The conservative justice Scalia, 79, died on February 13 after suffering a heart attack. He joined the court in 1986 following an appointment by President Ronald Reagan.
The long-running Fisher case has been working its way through the courts for six years after Abigail Fisher, a white high school student in Texas who was denied admission to UT, brought the case forward, arguing that minority students with lower credentials had received admission to UT over her, due to one of their policies, and that this violated her rights under the equal protection clause of the 14th Amendment.
The Supreme Court in a June 2013 decision declined to provide new legal interpretation of the constitutionality of the usage of race as a consideration in admissions. Rather, the court remanded the case back to a lower appellate court for review. In the 7-1 majority opinion, Justice Anthony Kennedy referred to precedent requiring "strict scrutiny" of institutional admission policies that consider race, finding that the lower Court of Appeals did not apply this scrutiny to UT's policy, sending the case back for review. In other words, the lower court failed to determine whether UT's admission policy was developed and implemented in a way that is "narrowly-tailored" to achieve diversity.

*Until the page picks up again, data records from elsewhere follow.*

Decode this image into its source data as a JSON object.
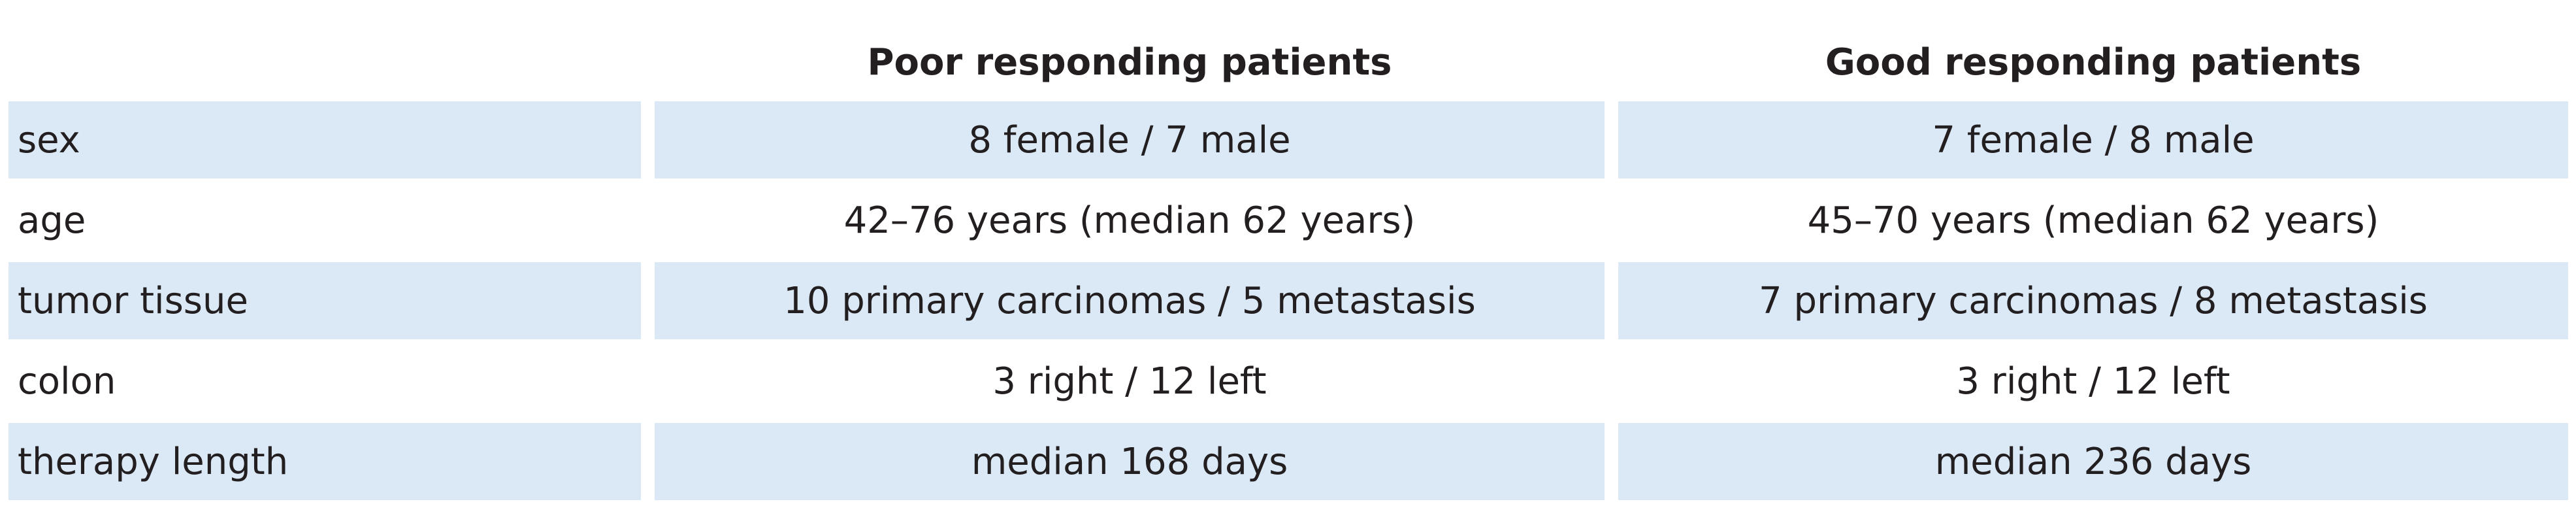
{
  "table": {
    "header": [
      "Poor responding patients",
      "Good responding patients"
    ],
    "rows": [
      [
        "sex",
        "8 female / 7 male",
        "7 female / 8 male"
      ],
      [
        "age",
        "42–76 years (median 62 years)",
        "45–70 years (median 62 years)"
      ],
      [
        "tumor tissue",
        "10 primary carcinomas / 5 metastasis",
        "7 primary carcinomas / 8 metastasis"
      ],
      [
        "colon",
        "3 right / 12 left",
        "3 right / 12 left"
      ],
      [
        "therapy length",
        "median 168 days",
        "median 236 days"
      ]
    ]
  }
}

Scalia joined Kennedy in majority opinion, and wrote in a one-paragraph concurring opinion: "The Constitution proscribes government discrimination on the basis of race, and state-provided education is no exception."
After it was sent back, the lower court again ruled in favor of UT and the Supreme Court again agreed to hear the case. Following Scalia's death, and Justice Elena Kagan's recusal from participation in the case, the remaining seven justices will rule on the case sometime this spring.
Scalia's vacancy also provides President Barack Obama with an opportunity to appoint his third Supreme Court justice during his two terms in office. He appointed Sonia Sotomayor in 2009 and Kagan in 2010.
Any appointment made by Obama is likely to face an uphill battle for Senate confirmation, as many Republican leaders have already announced intentions to block Obama's nomination. Senate Majority Leader Mitch McConnell over the weekend said the Senate would not vote on Scalia's replacement until after the 2016 election when a new president can make the appointment.